The issue over Confederate symbols encapsulates a series of long-standing national conflicts, reignited by last month’s deadly clash at the White supremacist rally in Charlottesville, VA.
Confederate memorabilia is not only concentrated in the South, but is scattered throughout the country. Just three hours south of the Bay Area in an unincorporated area of Monterey County, lies a town called Confederate Corners. For years, there have been debates over changing the name. California State Sen. Steve Glazor proposed legislation in 2015 that would require public places with names linked to the Confederacy to be renamed. However, the bill was vetoed by Gov. Jerry Brown. When asked if he is now reintroducing the bill, a spokesperson for Sen. Glazor said that he is “evaluating the situation,” according to Mercury News.
Since the rally in Charlottesville, around 23 of 700 Confederate monuments have been rightfully removed throughout the country in cities such as Helena, MT; Brooklyn, NY; Louisville, KY and more locally in San Diego and Los Angeles, according to the New York Times. In August, the Hollywood Forever Cemetery in Los Angeles took down a monument honoring confederate veterans after hundreds of activists called for its removal. Within the same month, the city of San Diego took down a plaque commemorating Confederate president Jefferson Davis from its downtown area, according to the Los Angeles Times.
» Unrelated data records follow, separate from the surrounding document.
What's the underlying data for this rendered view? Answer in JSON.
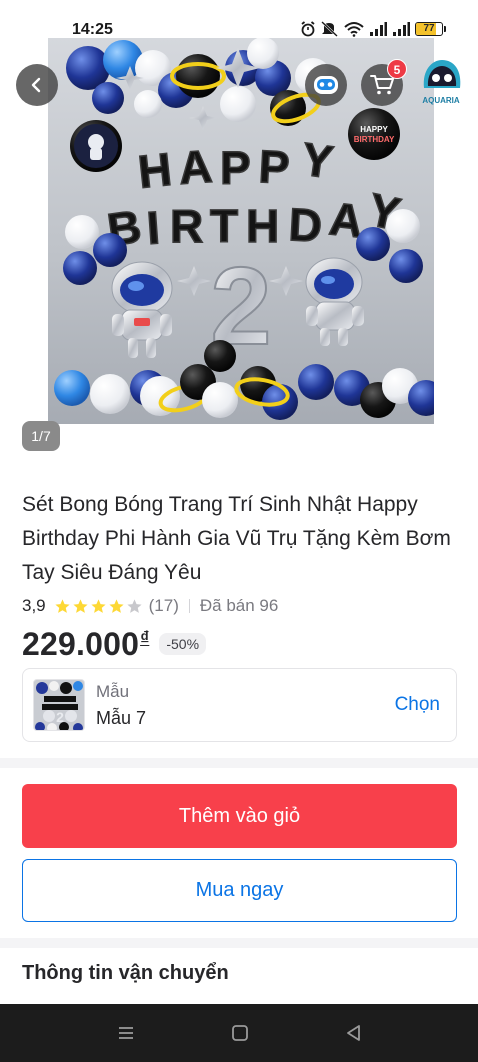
{
  "status_bar": {
    "time": "14:25",
    "battery_level": "77",
    "icons": [
      "alarm-icon",
      "mute-icon",
      "wifi-icon",
      "signal-icon",
      "signal-icon",
      "battery-icon"
    ]
  },
  "header": {
    "cart_count": "5",
    "brand_name": "AQUARIA"
  },
  "gallery": {
    "counter": "1/7"
  },
  "product": {
    "title": "Sét Bong Bóng Trang Trí Sinh Nhật Happy Birthday Phi Hành Gia Vũ Trụ Tặng Kèm Bơm Tay Siêu Đáng Yêu",
    "rating": "3,9",
    "stars": 3.9,
    "review_count": "(17)",
    "sold": "Đã bán 96",
    "price": "229.000",
    "currency": "₫",
    "discount": "-50%"
  },
  "variant": {
    "label": "Mẫu",
    "value": "Mẫu 7",
    "action": "Chọn"
  },
  "actions": {
    "add_to_cart": "Thêm vào giỏ",
    "buy_now": "Mua ngay"
  },
  "sections": {
    "shipping_title": "Thông tin vận chuyển"
  },
  "photo": {
    "banner_text": "HAPPY BIRTHDAY",
    "badge_text": "HAPPY BIRTHDAY",
    "number": "2"
  },
  "colors": {
    "accent_red": "#f8404b",
    "accent_blue": "#0b74e5",
    "badge_red": "#ee3a45",
    "star_yellow": "#fdd835"
  }
}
Although removing historic monuments may be seen as unpatriotic or as an attempt to erase the past, such action instead represents reform efforts to cease the antiquated, often hateful, ideologies that these statutes reflect. These figures will not be forgotten; the effects of their complex legacies will remain in America, but they should not be granted the honor of occupying our public spaces.
Rather than publicly preserving these monuments, the statues should be relocated to museums where they can be adequately contextualized in America’s complicated past. To fill the vacated spaces, monuments of figures who represent the epitomical values of the country should be erected. Their removal presents an opportunity to display heroic figures among traditionally marginalized groups of people, such as Native Americans, African-Americans, Hispanics, members of the LGBT+ community and women. Figures such as Leonard Matlovich, the first service member to come out in the military and fight their ban on homosexuality, Susan Le Flesche, the first female Native American to earn a medical degree and become a physician in the United States and Audre Lorde, a feminist, civil rights activist and poet, are deserving possibilities. With the removal of these statues, the American people are presented with the opportunity to celebrate more recent and relevant figures.
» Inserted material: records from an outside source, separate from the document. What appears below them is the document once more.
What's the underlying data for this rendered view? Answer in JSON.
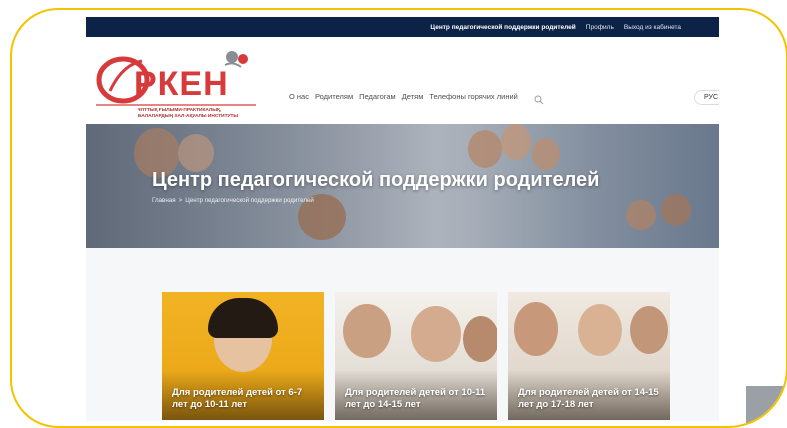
{
  "topbar": {
    "links": [
      "Центр педагогической поддержки родителей",
      "Профиль",
      "Выход из кабинета"
    ]
  },
  "logo": {
    "title": "РКЕН",
    "subtitle_line1": "ҰЛТТЫҚ ҒЫЛЫМИ-ПРАКТИКАЛЫҚ,",
    "subtitle_line2": "БАЛАЛАРДЫҢ ХАЛ-АҚУАЛЫ ИНСТИТУТЫ"
  },
  "nav": {
    "items": [
      "О нас",
      "Родителям",
      "Педагогам",
      "Детям",
      "Телефоны горячих линий"
    ],
    "lang_label": "РУС"
  },
  "hero": {
    "title": "Центр педагогической поддержки родителей",
    "breadcrumb": [
      "Главная",
      ">",
      "Центр педагогической поддержки родителей"
    ]
  },
  "cards": [
    {
      "label": "Для родителей детей от 6-7 лет до 10-11 лет"
    },
    {
      "label": "Для родителей детей от 10-11 лет до 14-15 лет"
    },
    {
      "label": "Для родителей детей от 14-15 лет до 17-18 лет"
    }
  ],
  "colors": {
    "frame_border": "#f3c300",
    "topbar_bg": "#0c2347",
    "brand_red": "#d63a3a",
    "card1_bg": "#f1b324"
  },
  "icons": {
    "search": "search-icon",
    "logo_leaf": "leaf-icon"
  }
}
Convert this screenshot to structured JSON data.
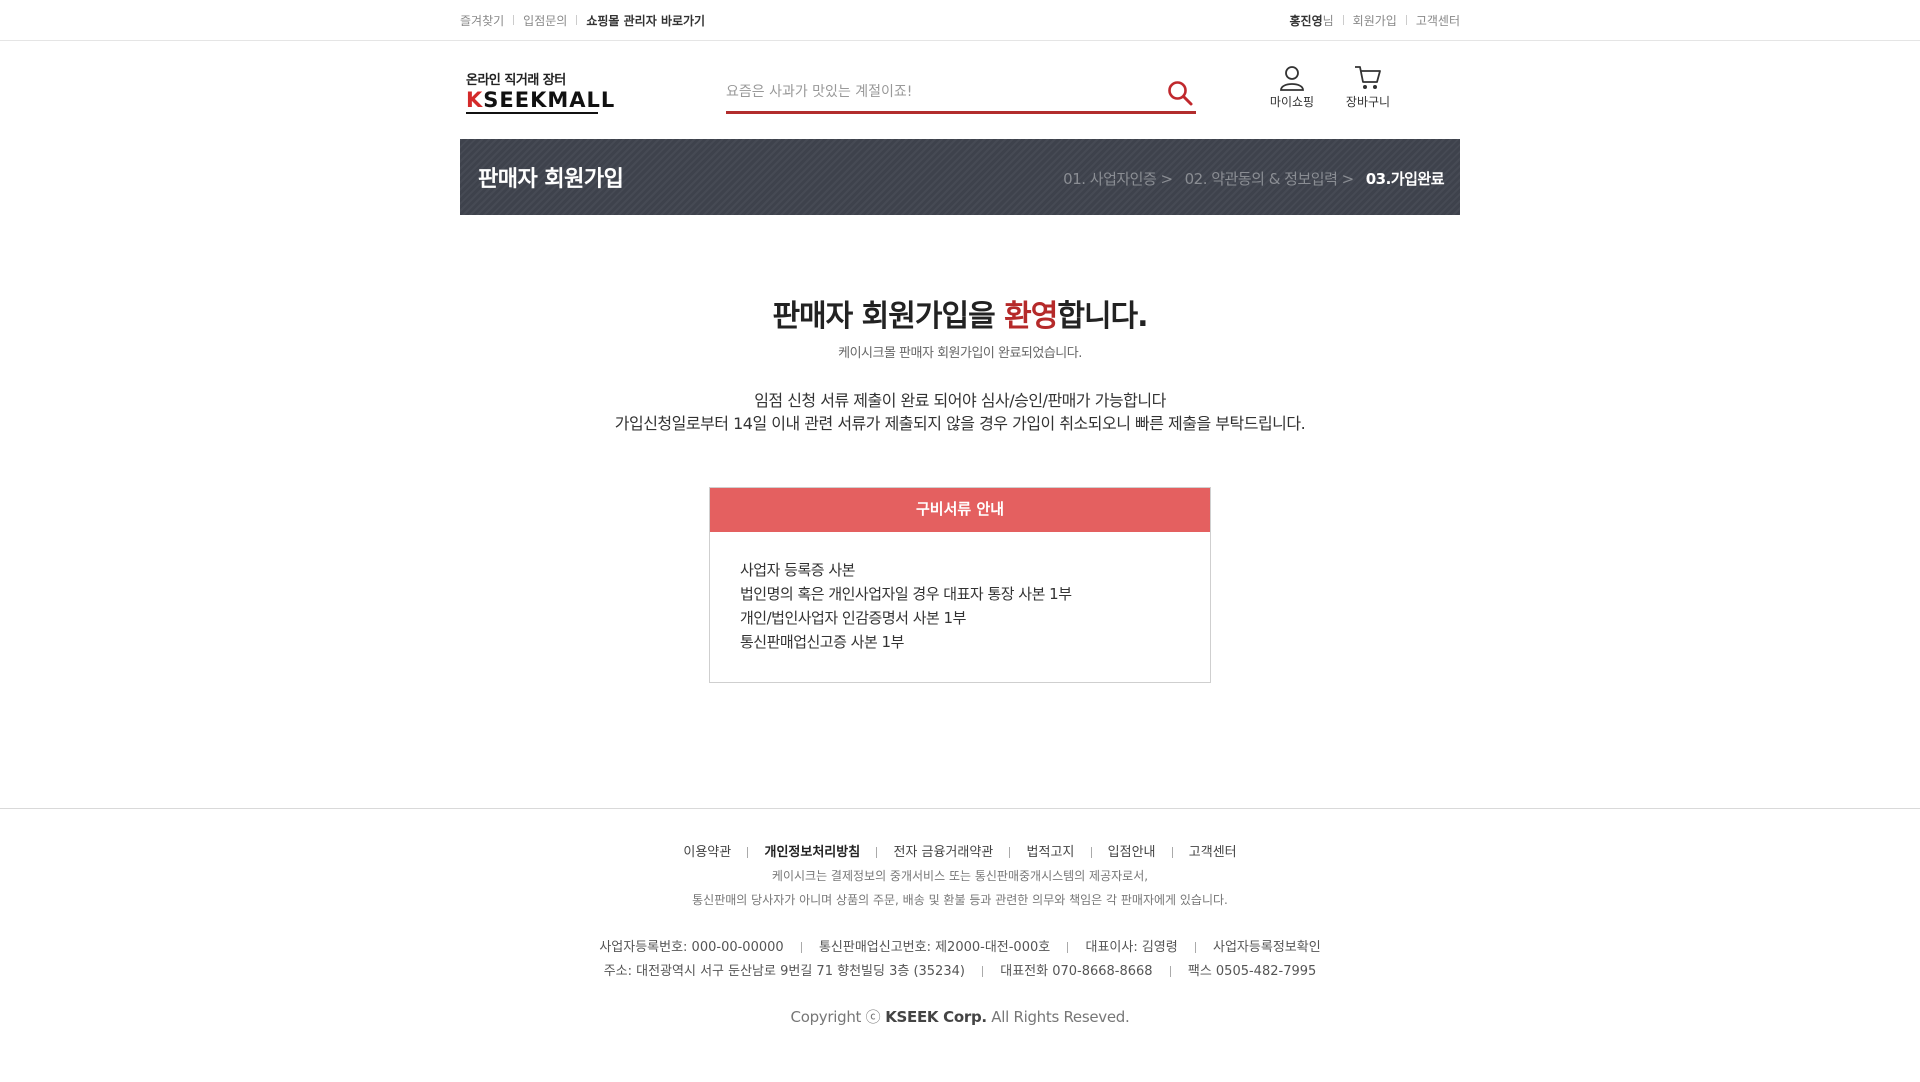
{
  "topbar": {
    "left_links": [
      "즐겨찾기",
      "입점문의"
    ],
    "admin_link": "쇼핑몰 관리자 바로가기",
    "user_name": "홍진영",
    "user_suffix": "님",
    "signup": "회원가입",
    "support": "고객센터"
  },
  "header": {
    "logo_sub": "온라인 직거래 장터",
    "logo_k": "K",
    "logo_rest": "SEEKMALL",
    "search_placeholder": "요즘은 사과가 맛있는 계절이죠!",
    "my_shopping": "마이쇼핑",
    "cart": "장바구니"
  },
  "banner": {
    "title": "판매자 회원가입",
    "steps": [
      "01. 사업자인증 >",
      "02. 약관동의 & 정보입력 >",
      "03.가입완료"
    ]
  },
  "welcome": {
    "title_pre": "판매자 회원가입을 ",
    "title_accent": "환영",
    "title_post": "합니다.",
    "subtitle": "케이시크몰 판매자 회원가입이 완료되었습니다.",
    "notice_line1": "임점 신청 서류 제출이 완료 되어야 심사/승인/판매가 가능합니다",
    "notice_line2": "가입신청일로부터 14일 이내 관련 서류가 제출되지 않을 경우 가입이 취소되오니 빠른 제출을 부탁드립니다."
  },
  "documents": {
    "header": "구비서류 안내",
    "items": [
      "사업자 등록증 사본",
      "법인명의 혹은  개인사업자일 경우 대표자 통장 사본 1부",
      "개인/법인사업자 인감증명서 사본 1부",
      "통신판매업신고증 사본 1부"
    ]
  },
  "footer": {
    "nav": [
      "이용약관",
      "개인정보처리방침",
      "전자 금융거래약관",
      "법적고지",
      "입점안내",
      "고객센터"
    ],
    "desc_line1": "케이시크는 결제정보의 중개서비스 또는 통신판매중개시스템의 제공자로서,",
    "desc_line2": "통신판매의 당사자가 아니며 상품의 주문, 배송 및 환불 등과 관련한 의무와 책임은 각 판매자에게 있습니다.",
    "biz_number": "사업자등록번호: 000-00-00000",
    "mail_order": "통신판매업신고번호:  제2000-대전-000호",
    "ceo": "대표이사: 김영령",
    "biz_check": "사업자등록정보확인",
    "address": "주소: 대전광역시 서구 둔산남로 9번길 71  향천빌딩 3층  (35234)",
    "phone": "대표전화 070-8668-8668",
    "fax": "팩스  0505-482-7995",
    "copyright_pre": "Copyright ",
    "copyright_symbol": "ⓒ",
    "copyright_brand": " KSEEK  Corp.",
    "copyright_post": " All Rights Reseved."
  },
  "colors": {
    "accent": "#b52a2a",
    "doc_header": "#e46060",
    "banner": "#3e424c"
  }
}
As Erika Doss, an American Studies professor at University of Notre Dame, said in a New York Times opinion piece in August, “Memorials and monuments have a lifespan, not unlike the human body. They’re symbols at certain moments. Values change, histories change.” In fact, it is part of our patriotic past to take down statues that no longer accurately celebrate our principles. During the American Revolution, New Yorkers removed a statue of King George III at Bowling Green, as its existence represented a monarchy that no longer aligned with Americans’ desire for democracy.
Ideally, the removal of these monuments will inspire discussions of ways to acknowledge America’s complex past while reforming its present, and serve as a reminder that there is still much to be done to reach racial equality; by taking the statues down, we are making strides in the right direction and setting the tone for the future.